6 Şubat depremlerinde Çevre, Şehircilik ve İklim Değişikliği Bakanlığının açıklamalarına göre 872 bin bağımsız bölümden oluşan 311 bin bina kullanılamaz hale geldi. Buna karşın dava aşamasına gelen deprem dosyası sayısı Haziran 2024 itibarıyla 190’da kaldı. 190 davada kamu personellerinin yargılanmasına ise yalnızca Isias Otel Davası’nda izin verildi. Bu nedenle kamu personelleri, İçişleri Bakanlığı onay vermediği için ifadeye bile çağrılamıyor.
Cumhuriyet’e konuşan kayıp yakınları ise tüm davalarda tüm sorumluların yargılanmasını istiyor. 36 kişinin yaşamını yitirdiği Kahramanmaraş’taki Ezgi Apartmanı’nda oğlu, gelini ve torununu yitiren Nurgül Göksu, “Savcılık Kamu personellerinin yargılanması için gerekli başvuruları yaptı fakat Kahramanmaraş Valiliği’nden izin çıkmadı. Bu şekilde adalet nasıl sağlanacak?” dedi.
Apartman sakinlerinin 2021 yılında, Kervan Pastanesinin zemin katta yaptığı tadilat için Onikişubat Belediyesi’ne şikayette bulunduğunun altını çizen Göksu, “Yetkili personel bu başvuruyu dikkate almadı. O dilekçeye imza atan kişiler yaşamını yitirdi.
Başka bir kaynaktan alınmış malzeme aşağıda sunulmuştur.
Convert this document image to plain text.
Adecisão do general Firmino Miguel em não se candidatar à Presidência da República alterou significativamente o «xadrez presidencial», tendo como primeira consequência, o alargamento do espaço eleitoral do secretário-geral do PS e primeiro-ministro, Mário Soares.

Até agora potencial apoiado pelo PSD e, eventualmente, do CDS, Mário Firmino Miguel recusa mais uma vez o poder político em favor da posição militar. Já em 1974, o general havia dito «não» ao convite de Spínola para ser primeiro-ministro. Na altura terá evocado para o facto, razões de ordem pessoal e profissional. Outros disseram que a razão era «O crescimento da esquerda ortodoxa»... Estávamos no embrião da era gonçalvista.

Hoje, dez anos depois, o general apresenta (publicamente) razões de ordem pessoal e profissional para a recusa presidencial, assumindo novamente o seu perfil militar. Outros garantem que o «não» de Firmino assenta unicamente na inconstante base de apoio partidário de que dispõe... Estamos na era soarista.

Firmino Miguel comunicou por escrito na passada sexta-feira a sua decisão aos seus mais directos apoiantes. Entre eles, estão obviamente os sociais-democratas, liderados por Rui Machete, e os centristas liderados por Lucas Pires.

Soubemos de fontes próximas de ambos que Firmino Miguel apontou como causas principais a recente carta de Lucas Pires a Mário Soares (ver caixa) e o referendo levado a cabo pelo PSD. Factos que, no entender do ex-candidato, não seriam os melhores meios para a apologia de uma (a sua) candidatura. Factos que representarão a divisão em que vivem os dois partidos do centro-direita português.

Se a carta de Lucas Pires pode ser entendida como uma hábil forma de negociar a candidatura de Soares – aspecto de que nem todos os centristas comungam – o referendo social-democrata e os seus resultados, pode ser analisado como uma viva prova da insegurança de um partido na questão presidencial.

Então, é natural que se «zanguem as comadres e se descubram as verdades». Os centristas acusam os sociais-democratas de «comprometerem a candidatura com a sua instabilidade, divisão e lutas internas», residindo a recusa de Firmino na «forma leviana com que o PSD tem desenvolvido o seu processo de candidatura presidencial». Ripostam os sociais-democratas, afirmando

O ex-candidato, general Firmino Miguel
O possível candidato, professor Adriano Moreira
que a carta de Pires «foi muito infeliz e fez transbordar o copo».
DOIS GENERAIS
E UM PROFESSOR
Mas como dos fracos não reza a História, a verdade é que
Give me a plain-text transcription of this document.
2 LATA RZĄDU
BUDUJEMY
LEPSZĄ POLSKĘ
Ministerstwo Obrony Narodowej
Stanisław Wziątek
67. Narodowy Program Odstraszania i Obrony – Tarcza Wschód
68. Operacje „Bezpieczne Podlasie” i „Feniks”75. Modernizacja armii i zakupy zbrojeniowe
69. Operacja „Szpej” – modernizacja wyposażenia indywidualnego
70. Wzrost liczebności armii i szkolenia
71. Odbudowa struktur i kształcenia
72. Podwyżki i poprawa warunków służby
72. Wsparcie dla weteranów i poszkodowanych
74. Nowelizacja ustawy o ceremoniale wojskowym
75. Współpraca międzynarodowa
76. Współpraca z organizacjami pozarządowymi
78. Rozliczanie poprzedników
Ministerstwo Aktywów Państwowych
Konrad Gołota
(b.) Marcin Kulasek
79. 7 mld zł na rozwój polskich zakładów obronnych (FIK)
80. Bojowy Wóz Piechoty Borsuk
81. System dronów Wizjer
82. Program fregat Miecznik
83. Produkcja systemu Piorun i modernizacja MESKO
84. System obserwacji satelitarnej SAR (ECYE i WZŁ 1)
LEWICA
Yargılanmasını beklediğimiz personeller ödüllendirilir gibi bir de terfi aldı” ifadelerini kullandı.
19 kişinin yaşamını yitirdiği Kahramanmaraş’taki Fazilet Apartmanı’nda annesi, ablası ve kız kardeşini kaybeden Gülay Sevilmiş Kahveci, binalarının altındaki Akın Fırını’ndan şikayetçi oldukları davanın 12 yıl sürdüğünü ve geç gelen adaletin ölümlere neden olduğunu söyledi.
Kamu personellerinin asli kusurlu bulunduğu halde yargılanmadıklarını belirten Kahveci, “Belki de depremde en uzun süre adalet arayan bina olarak tüm sorumluların yargılanmasını ve kısa sürede ceza almasını istiyoruz” dedi.
Antakya’da 85 kişiye mezar olan Ilgım Apartmanı’nda annesi, babası ve kız kardeşini kaybeden Mehmet Zübeyr Eğilmez ise şunları söyledi:
“Binamız, yanındaki eski binalar ayakta olduğu halde yıkıldı. Bu binanın yıkılmasındaki sorumluluk sadece müteahhit ve yapı denetim uzmanında değildir. Buna izin veren, göz yuman tüm kamu personelleri de sorumludur. O yüzden kamu personelleri de olmak üzere tüm sorumluların adil biçimde yargılanmasını istiyoruz. Mevcut durum acılarımızı yaşamamıza izin vermeyip içimizi yakıyor.”